Afterward he held her hand as they strolled through the busy and packed streets, ending up at Matt Molloy’s Pub for a pint and some music.
She knew of the Irish band The Chieftains, God love her, and she’d been delighted to learn Matt was a member, a fact he advertised with the Grammy awards displayed prominently in the pub. Her love for Irish music was stronger than his own, to his mind, but perhaps that was a Boston thing. After all, how many reels, hornpipes, and jigs could a person stand?
Kathleen clapped and did her best to sing along with the band playing, missing words but making up for it with enthusiasm. She even took pictures to send to her brothers, but he noted that he wasn’t in any of them. They hadn’t spoken much about her family, and truth be told, he hadn’t told her much about his own family yet. She knew Brady, of course, but he had yet to introduce her to his parents as his woman.
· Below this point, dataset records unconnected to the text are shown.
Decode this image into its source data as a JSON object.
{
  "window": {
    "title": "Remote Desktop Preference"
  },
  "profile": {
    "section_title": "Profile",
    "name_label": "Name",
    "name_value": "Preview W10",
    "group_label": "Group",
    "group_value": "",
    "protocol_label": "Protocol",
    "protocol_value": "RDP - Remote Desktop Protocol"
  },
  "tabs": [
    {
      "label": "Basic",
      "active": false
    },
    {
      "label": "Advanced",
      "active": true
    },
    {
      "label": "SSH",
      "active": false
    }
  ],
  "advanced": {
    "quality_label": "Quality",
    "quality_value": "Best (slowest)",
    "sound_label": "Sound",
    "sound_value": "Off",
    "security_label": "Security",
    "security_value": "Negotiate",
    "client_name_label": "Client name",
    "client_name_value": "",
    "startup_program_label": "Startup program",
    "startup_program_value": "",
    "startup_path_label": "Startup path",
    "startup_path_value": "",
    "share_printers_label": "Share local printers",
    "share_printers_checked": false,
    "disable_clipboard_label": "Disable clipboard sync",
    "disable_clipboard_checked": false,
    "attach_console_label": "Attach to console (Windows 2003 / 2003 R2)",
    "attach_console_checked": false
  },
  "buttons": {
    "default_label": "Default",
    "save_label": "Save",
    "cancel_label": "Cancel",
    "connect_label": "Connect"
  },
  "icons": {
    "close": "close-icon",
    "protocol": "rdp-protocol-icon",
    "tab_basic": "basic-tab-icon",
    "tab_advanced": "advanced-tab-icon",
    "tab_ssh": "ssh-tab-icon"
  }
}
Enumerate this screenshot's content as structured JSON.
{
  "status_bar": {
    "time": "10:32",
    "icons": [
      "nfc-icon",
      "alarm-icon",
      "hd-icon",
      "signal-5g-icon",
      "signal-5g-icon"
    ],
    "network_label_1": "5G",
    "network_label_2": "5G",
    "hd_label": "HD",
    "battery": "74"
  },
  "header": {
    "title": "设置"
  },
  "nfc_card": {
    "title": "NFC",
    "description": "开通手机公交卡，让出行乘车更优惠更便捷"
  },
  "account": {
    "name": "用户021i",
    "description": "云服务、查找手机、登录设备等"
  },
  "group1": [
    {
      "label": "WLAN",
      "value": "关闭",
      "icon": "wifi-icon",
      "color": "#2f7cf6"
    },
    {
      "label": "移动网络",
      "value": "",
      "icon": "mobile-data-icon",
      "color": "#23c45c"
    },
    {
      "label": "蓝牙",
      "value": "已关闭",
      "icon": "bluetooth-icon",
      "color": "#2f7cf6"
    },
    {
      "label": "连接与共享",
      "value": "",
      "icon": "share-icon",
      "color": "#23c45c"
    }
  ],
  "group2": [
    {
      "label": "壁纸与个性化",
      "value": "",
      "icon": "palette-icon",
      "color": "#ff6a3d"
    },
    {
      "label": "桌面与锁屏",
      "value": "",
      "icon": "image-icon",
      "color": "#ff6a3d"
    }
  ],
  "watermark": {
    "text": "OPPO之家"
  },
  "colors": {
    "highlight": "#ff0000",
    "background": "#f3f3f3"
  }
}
They were still making their way in these early steps.
Her bright smile made it all worthwhile, and by the time they left, he’d decided to buy her one of the band’s CDs as a memento and arrange for Matt himself to sign it. He thought it would be a nice present to give her when the mood called.
On the hour-long ride back to Caisleán, he took another plunge. “Care to spend the night at my place?”
He knew it would be a big step for both of them. She’d never spent the night at Summercrest Manor by joint agreement. They had more privacy at her cottage, and it kept things separate from his brother and her best friend.